Again, Sam Houston put it well when he gave the marching orders, “We view ourselves on the eve of battle. We are nerved for the contest, and must conquer or perish. It is vain to look for present aid: None is at hand. We must now act or abandon all hope! Rally to the standard, and be no longer the scoff of mercenary tongues! Be men, be free men, that your children may bless their father’s name.”
“Cell groups”? Really?
Sheesh.
But that isn’t what worries me. Well, it does, but I’ve got bigger fish to fry here. What really worries me is that this kind of rhetoric has prompted a backlash on the left that was entirely too predictable: a desire to use the powers of government already put into play by the Bush administration to quash this perceived threat. Not everyone agrees, but just look at comments in any of these different discussions and you’ll see what I mean. There are a lot of people who are fed up with the nonsense from the right, who say “shit, man, we put up with Bush for 8 years and you’re whining after only 8 weeks of Obama??? Fine, let’s take care of this now, using the tools you gave us.”

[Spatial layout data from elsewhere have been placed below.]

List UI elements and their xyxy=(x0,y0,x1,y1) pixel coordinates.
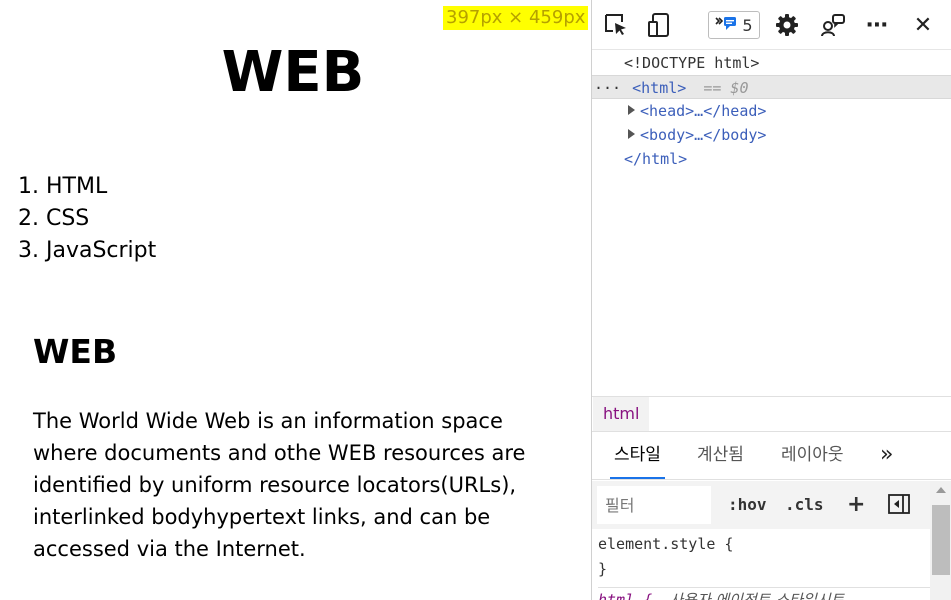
row-dots: ··· xyxy=(594,79,622,97)
devtools-panel: 5 ⋯ ✕ <!DOCTYPE html> ··· <html> == $0 <… xyxy=(591,0,951,600)
settings-gear-icon[interactable] xyxy=(772,10,802,40)
breadcrumb: html xyxy=(592,396,951,432)
styles-tabs: 스타일 계산됨 레이아웃 » xyxy=(592,432,951,480)
inspect-element-icon[interactable] xyxy=(601,10,631,40)
element-style-rule-open[interactable]: element.style { xyxy=(598,532,733,556)
hover-state-toggle[interactable]: :hov xyxy=(728,491,767,519)
customize-icon[interactable] xyxy=(818,10,848,40)
tab-computed[interactable]: 계산됨 xyxy=(693,432,748,479)
more-icon[interactable]: ⋯ xyxy=(862,10,892,40)
styles-filter-row: :hov .cls + xyxy=(592,481,930,529)
list-item: 1. HTML xyxy=(18,174,108,199)
selected-marker: == $0 xyxy=(703,79,749,97)
list-item: 2. CSS xyxy=(18,206,90,231)
expand-triangle-icon[interactable] xyxy=(628,105,635,115)
next-style-rule: html { 사용자 에이전트 스타일시트 xyxy=(598,587,930,600)
viewport-size-badge: 397px × 459px xyxy=(443,6,589,30)
section-heading: WEB xyxy=(33,332,118,371)
elements-tree: <!DOCTYPE html> ··· <html> == $0 <head>…… xyxy=(592,50,951,396)
styles-filter-input[interactable] xyxy=(597,486,711,524)
element-style-rule-close: } xyxy=(598,560,608,578)
breadcrumb-item-html[interactable]: html xyxy=(593,397,650,431)
styles-pane: element.style { } html { 사용자 에이전트 스타일시트 xyxy=(592,529,930,600)
html-open-tag: <html> xyxy=(632,79,687,97)
scroll-thumb[interactable] xyxy=(932,505,950,575)
html-node-selected[interactable]: ··· <html> == $0 xyxy=(592,75,951,99)
issues-icon xyxy=(715,15,737,35)
class-toggle[interactable]: .cls xyxy=(785,491,824,519)
toggle-sidebar-icon[interactable] xyxy=(888,494,910,522)
list-item: 3. JavaScript xyxy=(18,238,157,263)
body-tag: <body>…</body> xyxy=(640,126,767,144)
tab-layout[interactable]: 레이아웃 xyxy=(777,432,848,479)
devtools-toolbar: 5 ⋯ ✕ xyxy=(592,0,951,50)
body-node[interactable]: <body>…</body> xyxy=(592,123,951,147)
doctype-text: <!DOCTYPE html> xyxy=(624,54,760,72)
issues-count: 5 xyxy=(742,15,753,35)
head-node[interactable]: <head>…</head> xyxy=(592,99,951,123)
page-title: WEB xyxy=(221,40,365,105)
styles-scrollbar[interactable] xyxy=(930,481,951,600)
new-rule-button[interactable]: + xyxy=(847,491,865,519)
html-close-node[interactable]: </html> xyxy=(592,147,951,171)
issues-button[interactable]: 5 xyxy=(708,11,760,39)
tech-list: 1. HTML 2. CSS 3. JavaScript xyxy=(18,171,156,267)
page-viewport: 397px × 459px WEB 1. HTML 2. CSS 3. Java… xyxy=(0,0,591,600)
head-tag: <head>…</head> xyxy=(640,102,767,120)
expand-triangle-icon[interactable] xyxy=(628,129,635,139)
close-icon[interactable]: ✕ xyxy=(908,10,938,40)
tab-styles[interactable]: 스타일 xyxy=(610,432,665,479)
device-toggle-icon[interactable] xyxy=(644,10,674,40)
rule-source: 사용자 에이전트 스타일시트 xyxy=(669,591,845,600)
tabs-overflow-icon[interactable]: » xyxy=(876,432,897,479)
rule-selector: html { xyxy=(598,591,653,600)
scroll-up-icon[interactable] xyxy=(936,487,946,493)
html-close-tag: </html> xyxy=(624,150,688,168)
section-paragraph: The World Wide Web is an information spa… xyxy=(33,409,526,561)
doctype-node[interactable]: <!DOCTYPE html> xyxy=(592,51,951,75)
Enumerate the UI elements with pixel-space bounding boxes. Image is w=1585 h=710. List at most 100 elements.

It’s a completely understandable reaction. But it is also extremely dangerous. It is, in fact, a poisoned well, and we drink from it at grave risk to ourselves and our Republic.
Because if we use those tools – if we employ the power of the government to suppress the freedoms of our enemies – then we legitimize all that the Bush administration did. And if that happens, I’m not sure there is any turning back. And down that path lies madness: violence, martial law, suspension of the Constitution, the whole crazy nightmare. Maybe not immediately, but eventually.